Just how reluctant was it? Here’s how the 11th Circuit described the procedure in question: “This case involves a method of abortion that is clinically referred to as Dilation and Evacuation (D & E). Or dismemberment abortion, as the State less clinically calls it. That name is more accurate because the method involves tearing apart and extracting piece-by-piece from the uterus what was until then a living unborn child.” 

That’s not exactly the kind of language one expects to see in a decision affirming abortion rights. “Dismemberment abortion” bans share a similar dubious origin story as their predecessor, the “partial-birth abortion” ban. Both replace evidence-based, scientific terminology for safe and effective procedures with colloquialisms designed to appeal to emotion in an attempt to dismantle abortion rights.

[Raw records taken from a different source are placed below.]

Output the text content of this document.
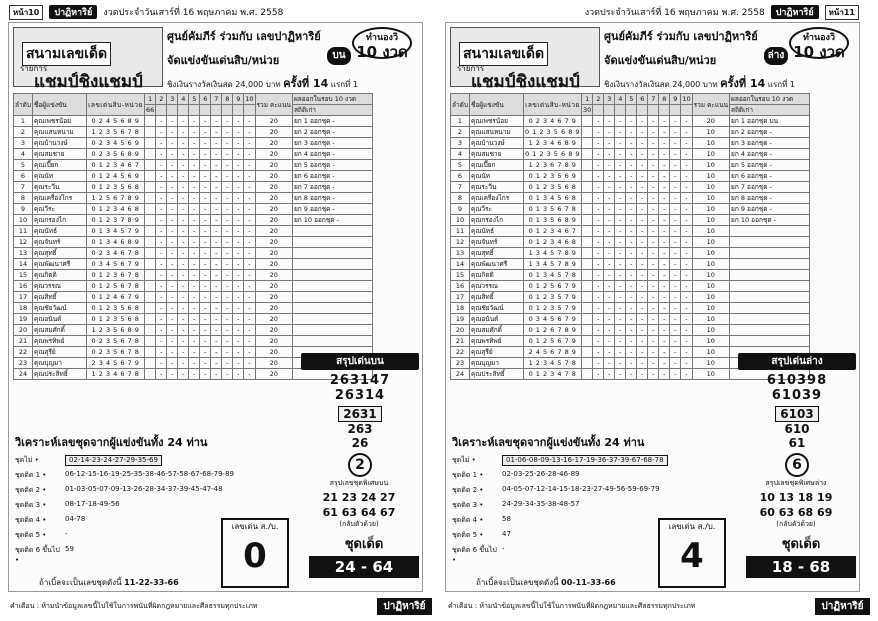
หน้า10	ปาฏิหาริย์	งวดประจำวันเสาร์ที่ 16 พฤษภาคม พ.ศ. 2558
สนามเลขเด็ด
รายการ
แชมป์ชิงแชมป์
ศูนย์คัมภีร์ ร่วมกับ เลขปาฏิหาริย์
จัดแข่งขันเด่นสิบ/หน่วย
ชิงเงินรางวัลเงินสด 24,000 บาท ครั้งที่ 14 แรกที่ 1
ทำนองวิ
10 งวด
บน
ลำดับ	ชื่อผู้แข่งขัน	เลขเด่นสิบ-หน่วย	1	2	3	4	5	6	7	8	9	10	รวม คะแนน	ผลออกในรอบ 10 งวด
			66											สถิติเก่า
1	คุณเพชรน้อย	0 2 4 5 6 8 9		-	-	-	-	-	-	-	-	-	20	ยก 1 ออกชุด -
2	คุณแสนหนาม	1 2 3 5 6 7 8		-	-	-	-	-	-	-	-	-	20	ยก 2 ออกชุด -
3	คุณบ้านวงษ์	0 2 3 4 5 6 9		-	-	-	-	-	-	-	-	-	20	ยก 3 ออกชุด -
4	คุณสมชาย	0 2 3 5 6 8 9		-	-	-	-	-	-	-	-	-	20	ยก 4 ออกชุด -
5	คุณเปี๊ยก	0 1 2 3 4 6 7		-	-	-	-	-	-	-	-	-	20	ยก 5 ออกชุด -
6	คุณนัท	0 1 2 4 5 6 9		-	-	-	-	-	-	-	-	-	20	ยก 6 ออกชุด -
7	คุณระวีน	0 1 2 3 5 6 8		-	-	-	-	-	-	-	-	-	20	ยก 7 ออกชุด -
8	คุณเครื่องไกร	1 2 5 6 7 8 9		-	-	-	-	-	-	-	-	-	20	ยก 8 ออกชุด -
9	คุณวีระ	0 1 2 3 4 6 8		-	-	-	-	-	-	-	-	-	20	ยก 9 ออกชุด -
10	คุณกรองไก	0 1 2 3 7 8 9		-	-	-	-	-	-	-	-	-	20	ยก 10 ออกชุด -
11	คุณนัทธ์	0 1 3 4 5 7 9		-	-	-	-	-	-	-	-	-	20	
12	คุณจันทร์	0 1 3 4 6 8 9		-	-	-	-	-	-	-	-	-	20	
13	คุณสุทธิ์	0 2 3 4 6 7 8		-	-	-	-	-	-	-	-	-	20	
14	คุณพัฒนาศรี	0 3 4 5 6 7 9		-	-	-	-	-	-	-	-	-	20	
15	คุณกิตติ	0 1 2 3 6 7 8		-	-	-	-	-	-	-	-	-	20	
16	คุณวรรณ	0 1 2 5 6 7 8		-	-	-	-	-	-	-	-	-	20	
17	คุณสิทธิ์	0 1 2 4 6 7 9		-	-	-	-	-	-	-	-	-	20	
18	คุณชัยวัฒน์	0 1 2 3 5 6 8		-	-	-	-	-	-	-	-	-	20	
19	คุณอนันต์	0 1 2 3 5 6 8		-	-	-	-	-	-	-	-	-	20	
20	คุณสมศักดิ์	1 2 3 5 6 8 9		-	-	-	-	-	-	-	-	-	20	
21	คุณพรทิพย์	0 2 3 5 6 7 8		-	-	-	-	-	-	-	-	-	20	
22	คุณสุรีย์	0 2 3 5 6 7 8		-	-	-	-	-	-	-	-	-	20	
23	คุณบุญมา	2 3 4 5 6 7 9		-	-	-	-	-	-	-	-	-	20	
24	คุณประสิทธิ์	1 2 3 4 6 7 8		-	-	-	-	-	-	-	-	-	20	
สรุปเด่นบน
263147
26314
2631
263
26
2
วิเคราะห์เลขชุดจากผู้แข่งขันทั้ง 24 ท่าน
ชุดไม่ •	02-14-23-24-27-29-35-69
ชุดติด 1 •	06-12-15-16-19-25-35-38-46-57-58-67-68-79-89
ชุดติด 2 •	01-03-05-07-09-13-26-28-34-37-39-45-47-48
ชุดติด 3 •	08-17-18-49-56
ชุดติด 4 •	04-78
ชุดติด 5 •	-
ชุดติด 6 ขึ้นไป •
59
สรุปเลขชุดพิเศษบน
21 23 24 27
61 63 64 67
(กลับตัวด้วย)
เลขเด่น ส./บ.
0	ชุดเด็ด
24 - 64
ถ้าเบิ้ลจะเป็นเลขชุดดังนี้ 11-22-33-66
งวดประจำวันเสาร์ที่ 16 พฤษภาคม พ.ศ. 2558	ปาฏิหาริย์	หน้า11
สนามเลขเด็ด
รายการ
แชมป์ชิงแชมป์
ศูนย์คัมภีร์ ร่วมกับ เลขปาฏิหาริย์
จัดแข่งขันเด่นสิบ/หน่วย
ชิงเงินรางวัลเงินสด 24,000 บาท ครั้งที่ 14 แรกที่ 1
ทำนองวิ
10 งวด
ล่าง
ลำดับ	ชื่อผู้แข่งขัน	เลขเด่นสิบ-หน่วย	1	2	3	4	5	6	7	8	9	10	รวม คะแนน	ผลออกในรอบ 10 งวด
			30											สถิติเก่า
1	คุณเพชรน้อย	0 2 3 4 6 7 9		-	-	-	-	-	-	-	-	-	20	ยก 1 ออกชุด บน
2	คุณแสนหนาม	0 1 2 3 5 6 8 9		-	-	-	-	-	-	-	-	-	10	ยก 2 ออกชุด -
3	คุณบ้านวงษ์	1 2 3 4 6 8 9		-	-	-	-	-	-	-	-	-	10	ยก 3 ออกชุด -
4	คุณสมชาย	0 1 2 3 5 6 8 9		-	-	-	-	-	-	-	-	-	10	ยก 4 ออกชุด -
5	คุณเปี๊ยก	1 2 3 6 7 8 9		-	-	-	-	-	-	-	-	-	10	ยก 5 ออกชุด -
6	คุณนัท	0 1 2 3 5 6 9		-	-	-	-	-	-	-	-	-	10	ยก 6 ออกชุด -
7	คุณระวีน	0 1 2 3 5 6 8		-	-	-	-	-	-	-	-	-	10	ยก 7 ออกชุด -
8	คุณเครื่องไกร	0 1 3 4 5 6 8		-	-	-	-	-	-	-	-	-	10	ยก 8 ออกชุด -
9	คุณวีระ	0 1 3 5 6 7 8		-	-	-	-	-	-	-	-	-	10	ยก 9 ออกชุด -
10	คุณกรองไก	0 1 3 5 6 8 9		-	-	-	-	-	-	-	-	-	10	ยก 10 ออกชุด -
11	คุณนัทธ์	0 1 2 3 4 6 7		-	-	-	-	-	-	-	-	-	10	
12	คุณจันทร์	0 1 2 3 4 6 8		-	-	-	-	-	-	-	-	-	10	
13	คุณสุทธิ์	1 3 4 5 7 8 9		-	-	-	-	-	-	-	-	-	10	
14	คุณพัฒนาศรี	1 3 4 5 7 8 9		-	-	-	-	-	-	-	-	-	10	
15	คุณกิตติ	0 1 3 4 5 7 8		-	-	-	-	-	-	-	-	-	10	
16	คุณวรรณ	0 1 2 5 6 7 9		-	-	-	-	-	-	-	-	-	10	
17	คุณสิทธิ์	0 1 2 3 5 7 9		-	-	-	-	-	-	-	-	-	10	
18	คุณชัยวัฒน์	0 1 2 3 5 7 9		-	-	-	-	-	-	-	-	-	10	
19	คุณอนันต์	0 3 4 5 6 7 9		-	-	-	-	-	-	-	-	-	10	
20	คุณสมศักดิ์	0 1 2 6 7 8 9		-	-	-	-	-	-	-	-	-	10	
21	คุณพรทิพย์	0 1 2 5 6 7 9		-	-	-	-	-	-	-	-	-	10	
22	คุณสุรีย์	2 4 5 6 7 8 9		-	-	-	-	-	-	-	-	-	10	
23	คุณบุญมา	1 2 3 4 5 7 8		-	-	-	-	-	-	-	-	-	10	
24	คุณประสิทธิ์	0 1 2 3 4 7 8		-	-	-	-	-	-	-	-	-	10	
สรุปเด่นล่าง
610398
61039
6103
610
61
6
วิเคราะห์เลขชุดจากผู้แข่งขันทั้ง 24 ท่าน
ชุดไม่ •	01-06-08-09-13-16-17-19-36-37-39-67-68-78
ชุดติด 1 •	02-03-25-26-28-46-89
ชุดติด 2 •	04-05-07-12-14-15-18-23-27-49-56-59-69-79
ชุดติด 3 •	24-29-34-35-38-48-57
ชุดติด 4 •	58
ชุดติด 5 •	47
ชุดติด 6 ขึ้นไป •
-
สรุปเลขชุดพิเศษล่าง
10 13 18 19
60 63 68 69
(กลับตัวด้วย)
เลขเด่น ส./บ.
4	ชุดเด็ด
18 - 68
ถ้าเบิ้ลจะเป็นเลขชุดดังนี้ 00-11-33-66
คำเตือน : ห้ามนำข้อมูลเลขนี้ไปใช้ในการพนันที่ผิดกฎหมายและศีลธรรมทุกประเภท	ปาฏิหาริย์	คำเตือน : ห้ามนำข้อมูลเลขนี้ไปใช้ในการพนันที่ผิดกฎหมายและศีลธรรมทุกประเภท	ปาฏิหาริย์
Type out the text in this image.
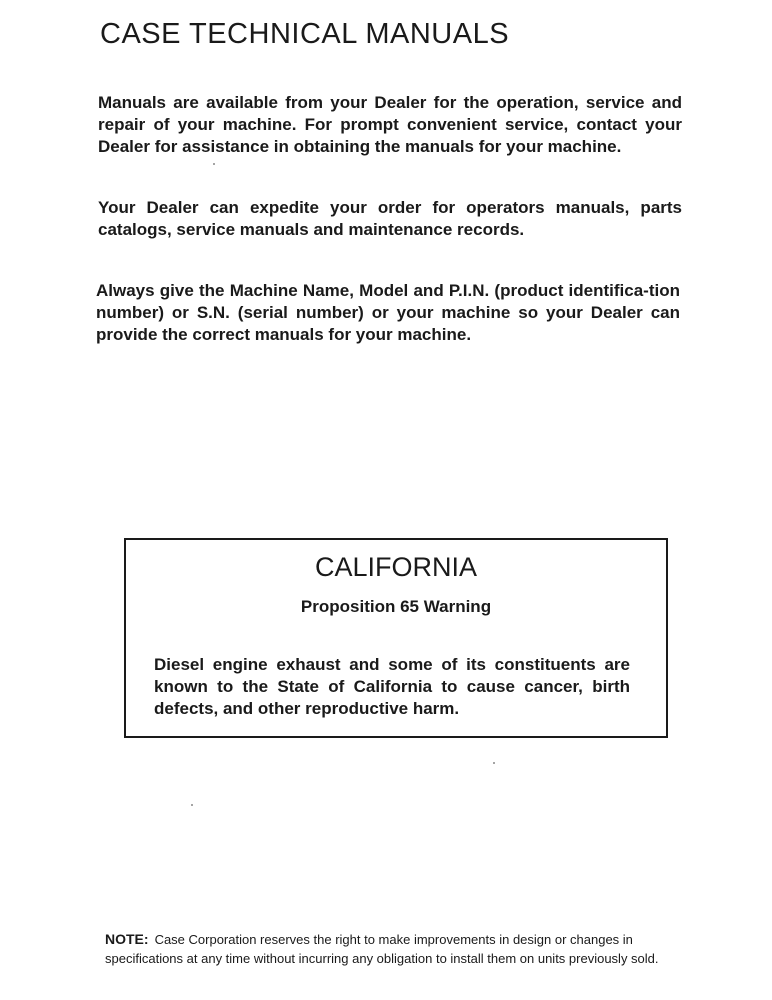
CASE TECHNICAL MANUALS

Manuals are available from your Dealer for the operation, service and repair of your machine. For prompt convenient service, contact your Dealer for assistance in obtaining the manuals for your machine.

Your Dealer can expedite your order for operators manuals, parts catalogs, service manuals and maintenance records.

Always give the Machine Name, Model and P.I.N. (product identifica-tion number) or S.N. (serial number) or your machine so your Dealer can provide the correct manuals for your machine.

CALIFORNIA
Proposition 65 Warning

Diesel engine exhaust and some of its constituents are known to the State of California to cause cancer, birth defects, and other reproductive harm.

NOTE: Case Corporation reserves the right to make improvements in design or changes in specifications at any time without incurring any obligation to install them on units previously sold.
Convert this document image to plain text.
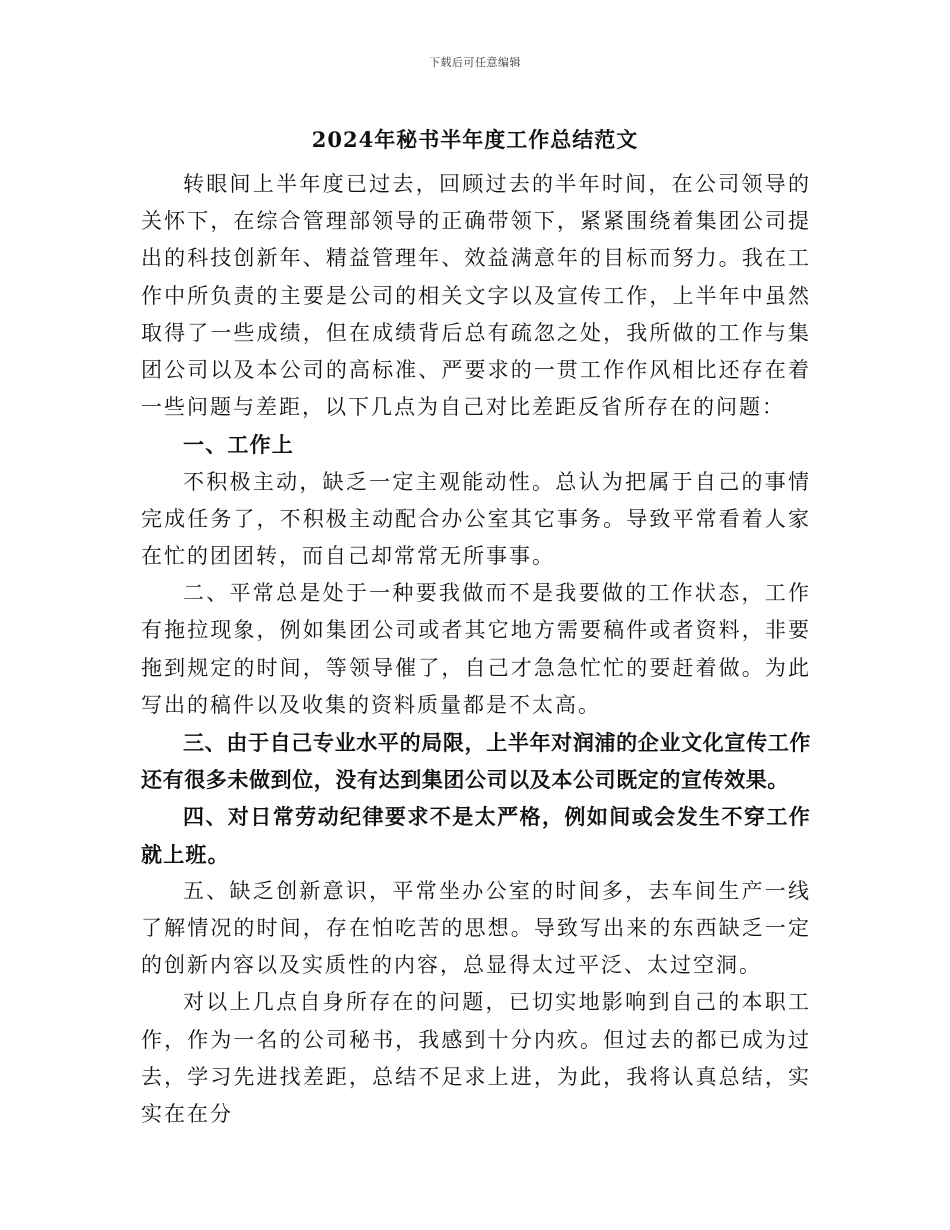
下载后可任意编辑
2024年秘书半年度工作总结范文

转眼间上半年度已过去，回顾过去的半年时间，在公司领导的关怀下，在综合管理部领导的正确带领下，紧紧围绕着集团公司提出的科技创新年、精益管理年、效益满意年的目标而努力。我在工作中所负责的主要是公司的相关文字以及宣传工作，上半年中虽然取得了一些成绩，但在成绩背后总有疏忽之处，我所做的工作与集团公司以及本公司的高标准、严要求的一贯工作作风相比还存在着一些问题与差距，以下几点为自己对比差距反省所存在的问题：

一、工作上

不积极主动，缺乏一定主观能动性。总认为把属于自己的事情完成任务了，不积极主动配合办公室其它事务。导致平常看着人家在忙的团团转，而自己却常常无所事事。

二、平常总是处于一种要我做而不是我要做的工作状态，工作有拖拉现象，例如集团公司或者其它地方需要稿件或者资料，非要拖到规定的时间，等领导催了，自己才急急忙忙的要赶着做。为此写出的稿件以及收集的资料质量都是不太高。

三、由于自己专业水平的局限，上半年对润浦的企业文化宣传工作还有很多未做到位，没有达到集团公司以及本公司既定的宣传效果。

四、对日常劳动纪律要求不是太严格，例如间或会发生不穿工作就上班。

五、缺乏创新意识，平常坐办公室的时间多，去车间生产一线了解情况的时间，存在怕吃苦的思想。导致写出来的东西缺乏一定的创新内容以及实质性的内容，总显得太过平泛、太过空洞。

对以上几点自身所存在的问题，已切实地影响到自己的本职工作，作为一名的公司秘书，我感到十分内疚。但过去的都已成为过去，学习先进找差距，总结不足求上进，为此，我将认真总结，实实在在分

This passage, too, reeks of anti-abortion sentiment: “About 20 years after a majority of the [Supreme] Court had discovered that right [to abortion] lurking somewhere in the ‘penumbras of the Bill of Rights’ as illuminated by the ‘concept of ordered liberty,’ a majority of the Court devised an ‘undue burden’ test to go with it,” the 11th Circuit wrote. In two short sentences, the appeals court denounces Roe v. Wade and Planned Parenthood v. Casey, stating the Supreme Court “discovered” a right to abortion in Roe v. Wade and snarking that it devised the undue burden test to support that “discovered” right. 

Those brief passages are, in tone and content, representative of the entire 40-page opinion, and that should give all reproductive rights supporters pause. Yes, Wednesday’s decision produced a good outcome because the Alabama measure remains blocked. But can we rest assured, with opinion language like this, that the law is really on the side of reproductive rights and autonomy? I don’t think we can. 

“In our judicial system, there is only one Supreme Court, and we are not it,” the 11th Circuit states as it closes its opinion. “As one of the ‘inferior [c]ourts,’ we follow its decisions.”

Those words ring especially ominously in a decision issued the day after Supreme Court nominee Brett Kavanaugh promised Sen. Susan Collins (R-ME) that as far as Roe is concerned, Kavanaugh agreed with Chief Justice John Roberts that the matter is “settled law.” Roberts is, of course, a reliably anti-choice vote who has yet to meet an abortion restriction he wouldn’t vote to uphold, including the Texas restrictions a majority of his colleagues found unconstitutional just a few short years ago in Whole Woman’s Health v. Hellerstedt. The fifth and final vote to strike those restrictions came from retired Justice Anthony Kennedy, whom Kavanaugh, should he be confirmed, would replace. 

In other words, on Tuesday Kavanaugh more or less confirmed he’s the fifth vote to strike Roe v. Wade by directly aligning himself with Roberts. And then on Wednesday, the 11th Circuit Court of Appeals provided him a possible vehicle to do so: It is all but a given that Alabama will appeal the decision to the Roberts Court.

And Alabama is not alone. Kentucky, Arkansas, Kansas, Louisiana, Mississippi, Oklahoma, Texas, and West Virginia have all enacted some form of ban on D and E abortions. Only Mississippi and West Virginia’s laws are currently in effect, as federal or state courts have blocked the remaining measures. Arkansas and Texas have their cases pending before the Eighth and Fifth circuit courts of appeals, respectively. A September 2019 trial is scheduled in the case challenging Louisiana’s ban. Kentucky’s ban remains blocked while the case challenging it proceeds. 

Any one of these cases, or some combination of all of them, could find their way before the Roberts Court within the next year or two. Should that happen, we will see the first true test of Roe‘s and Casey’s resilience. Can abortion rights jurisprudence survive at the Supreme Court without Justice Kennedy and with someone like Brett Kavanaugh as his replacement? If Wednesday’s opinion is any clue, conservative federal courts sure hope not.